Besonders besorgniserregend empfinden Kritiker das Risiko des Zwei-Klassen-Internets. Wie die „Frankfurter Rundschau“ berichtet, sind die neuen Regeln besonders für Spezialdienste von Belang, die sie auf schnelle und stabile Netze verlassen müssen. „Die Telemedizin ist hier natürlich in besonderem Maße betroffen. In unsere Studie ´Fit für das digitale Zeitalter? Zur Technologiekompetenz deutscher Medienunternehmen` zeigen wir zudem, dass sich viele Medien gerade auf den Weg machen, ihr Geschäftsmodell radikal zu überdenken. Ihre Zukunft wird im Digitalen liegen“, zeigt sich Marc Ennemann, Head of Telecommunications, besorgt.

Und weiter: „Wir haben nur sehr wenige Mitgliedsstaaten in Europa, die eine ganzheitliche Netzneutralität bisher gesetzlich festgeschrieben haben. Die Netzneutralität abzusichern, empfinde ich persönlich als wichtigen Schritt in die richtige Richtung. Dass lebensrettenden Anwendungen wie der Telemedizin oder speziellen Telematik-Diensten eine Sonderstellung im Netz zukommt, ist für mich selbstverständlich, und es ist klar, dass besonders jetzt noch viele Fragen im Hinblick auf Ausnahmen und Spezialdienste offen sind. Ziel sollte es daher sein, künftig auftretende Unstimmigkeiten in der Umsetzung über wettbewerbsrechtliche und verbraucherschutzrechtliche Bestimmungen.“

Sicher scheint, dass das Datenaufkommen künftig weiter wächst. Streaming-Dienste könnten sich bei Anbietern besonders schnelle Verbindungen sichern – gegen Aufpreis und zum Nachteil für kleinere Unternehmen und private Anwender.

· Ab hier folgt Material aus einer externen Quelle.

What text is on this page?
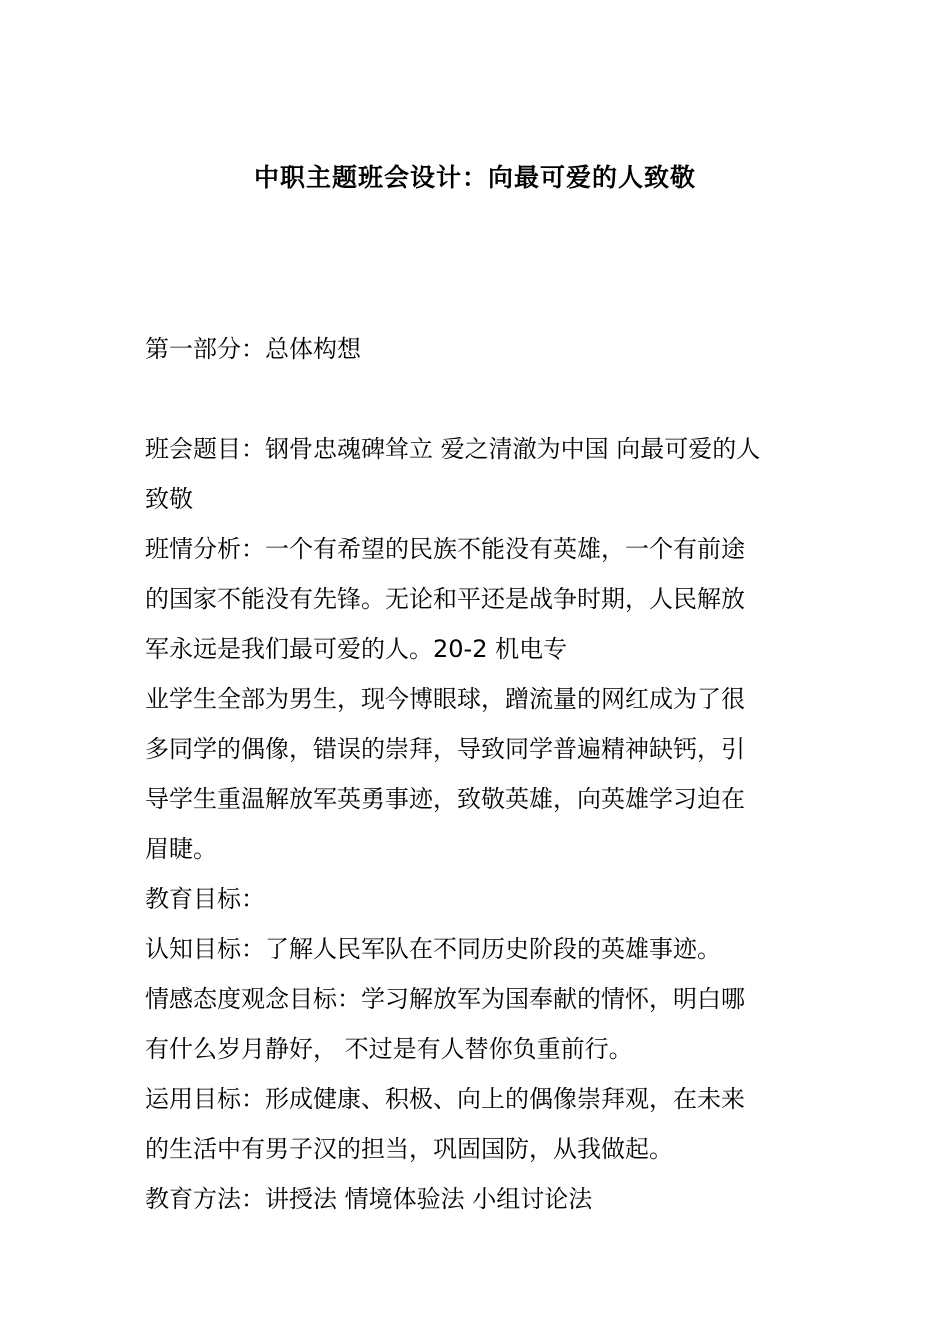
中职主题班会设计：向最可爱的人致敬
第一部分：总体构想
班会题目：钢骨忠魂碑耸立 爱之清澈为中国 向最可爱的人
致敬
班情分析：一个有希望的民族不能没有英雄，一个有前途
的国家不能没有先锋。无论和平还是战争时期，人民解放
军永远是我们最可爱的人。20-2 机电专
业学生全部为男生，现今博眼球，蹭流量的网红成为了很
多同学的偶像，错误的崇拜，导致同学普遍精神缺钙，引
导学生重温解放军英勇事迹，致敬英雄，向英雄学习迫在
眉睫。
教育目标：
认知目标：了解人民军队在不同历史阶段的英雄事迹。
情感态度观念目标：学习解放军为国奉献的情怀，明白哪
有什么岁月静好， 不过是有人替你负重前行。
运用目标：形成健康、积极、向上的偶像崇拜观，在未来
的生活中有男子汉的担当，巩固国防，从我做起。
教育方法：讲授法 情境体验法 小组讨论法
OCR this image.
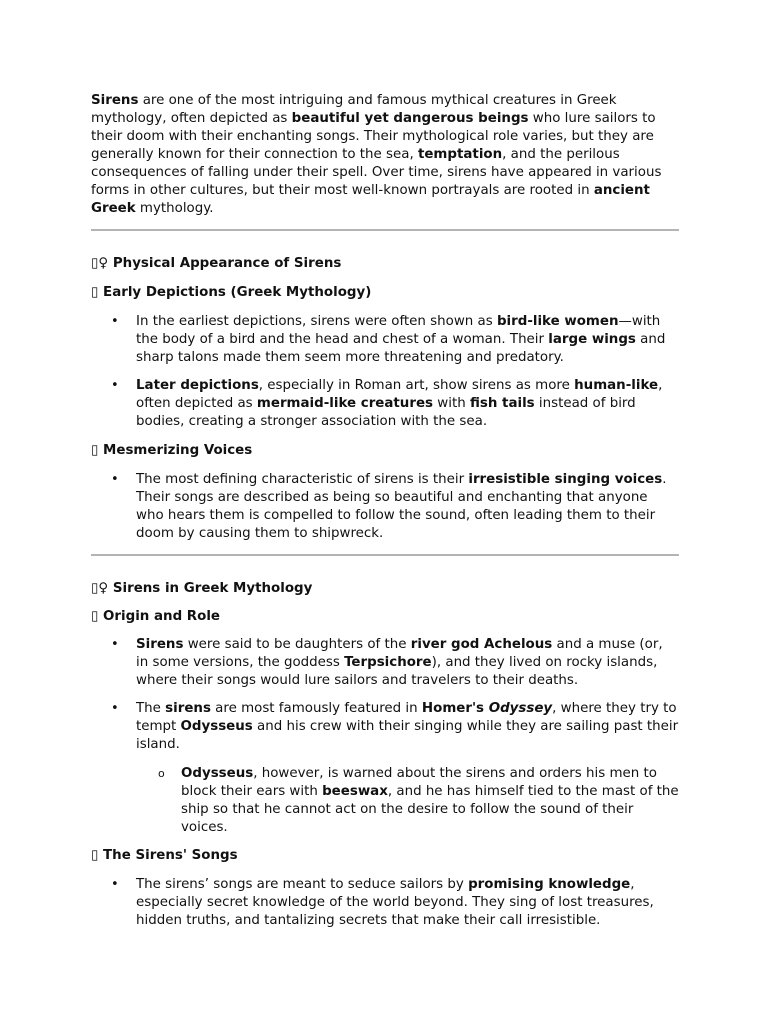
Sirens are one of the most intriguing and famous mythical creatures in Greek mythology, often depicted as beautiful yet dangerous beings who lure sailors to their doom with their enchanting songs. Their mythological role varies, but they are generally known for their connection to the sea, temptation, and the perilous consequences of falling under their spell. Over time, sirens have appeared in various forms in other cultures, but their most well-known portrayals are rooted in ancient Greek mythology.

▯♀ Physical Appearance of Sirens
▯ Early Depictions (Greek Mythology)
• In the earliest depictions, sirens were often shown as bird-like women—with the body of a bird and the head and chest of a woman. Their large wings and sharp talons made them seem more threatening and predatory.
• Later depictions, especially in Roman art, show sirens as more human-like, often depicted as mermaid-like creatures with fish tails instead of bird bodies, creating a stronger association with the sea.
▯ Mesmerizing Voices
• The most defining characteristic of sirens is their irresistible singing voices. Their songs are described as being so beautiful and enchanting that anyone who hears them is compelled to follow the sound, often leading them to their doom by causing them to shipwreck.
▯♀ Sirens in Greek Mythology
▯ Origin and Role
• Sirens were said to be daughters of the river god Achelous and a muse (or, in some versions, the goddess Terpsichore), and they lived on rocky islands, where their songs would lure sailors and travelers to their deaths.
• The sirens are most famously featured in Homer's Odyssey, where they try to tempt Odysseus and his crew with their singing while they are sailing past their island.
o Odysseus, however, is warned about the sirens and orders his men to block their ears with beeswax, and he has himself tied to the mast of the ship so that he cannot act on the desire to follow the sound of their voices.
▯ The Sirens' Songs
• The sirens’ songs are meant to seduce sailors by promising knowledge, especially secret knowledge of the world beyond. They sing of lost treasures, hidden truths, and tantalizing secrets that make their call irresistible.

Für Peter Heidkamp, Head of Technology, stehen auch für den Start-up-Standort Deutschland unsichere Zeiten bevor. „Besonders interessant wird sein, wie sich Start-ups und alle anderen, kleineren Technologie-Unternehmen, die auf schnelles Internet angewiesen sind, mit den neuen Gegebenheiten zurechtfinden. Doch das ist nur ein Aspekt. In unserem ´Cloud-Monitor 2015` haben wir festgestellt, dass bereits die Hälfte der deutschen Unternehmen eine Cloud-Lösung nutzen und damit auf schnelle Verbindungen angewiesen sind. Die neue Regelung trifft Unternehmen also branchenübergreifend.“

Die Sorge scheint begründet: Wie „Zeit Online“ weiter berichtet, hatten im Vorfeld der Abstimmung zig Start-ups, Internetunternehmen und Investoren aus der EU und den USA Änderungen der Pläne gefordert. Laut Heidkamp dürfen innovative Dienste nicht behindert werden, weil der Internetanbieter bestimmte Daten schneller weiterleitet und andere dafür wiederum abbremst. „Besondere Dienste erfordern Vorfahrt im Netz. Wir brauchen aber den Grundsatz der Netzneutralität, ansonsten behindern wir neue Märkte und Ideen, die womöglich die gesellschaftliche Wohlfahrt steigern werden“, rät Heidkamp.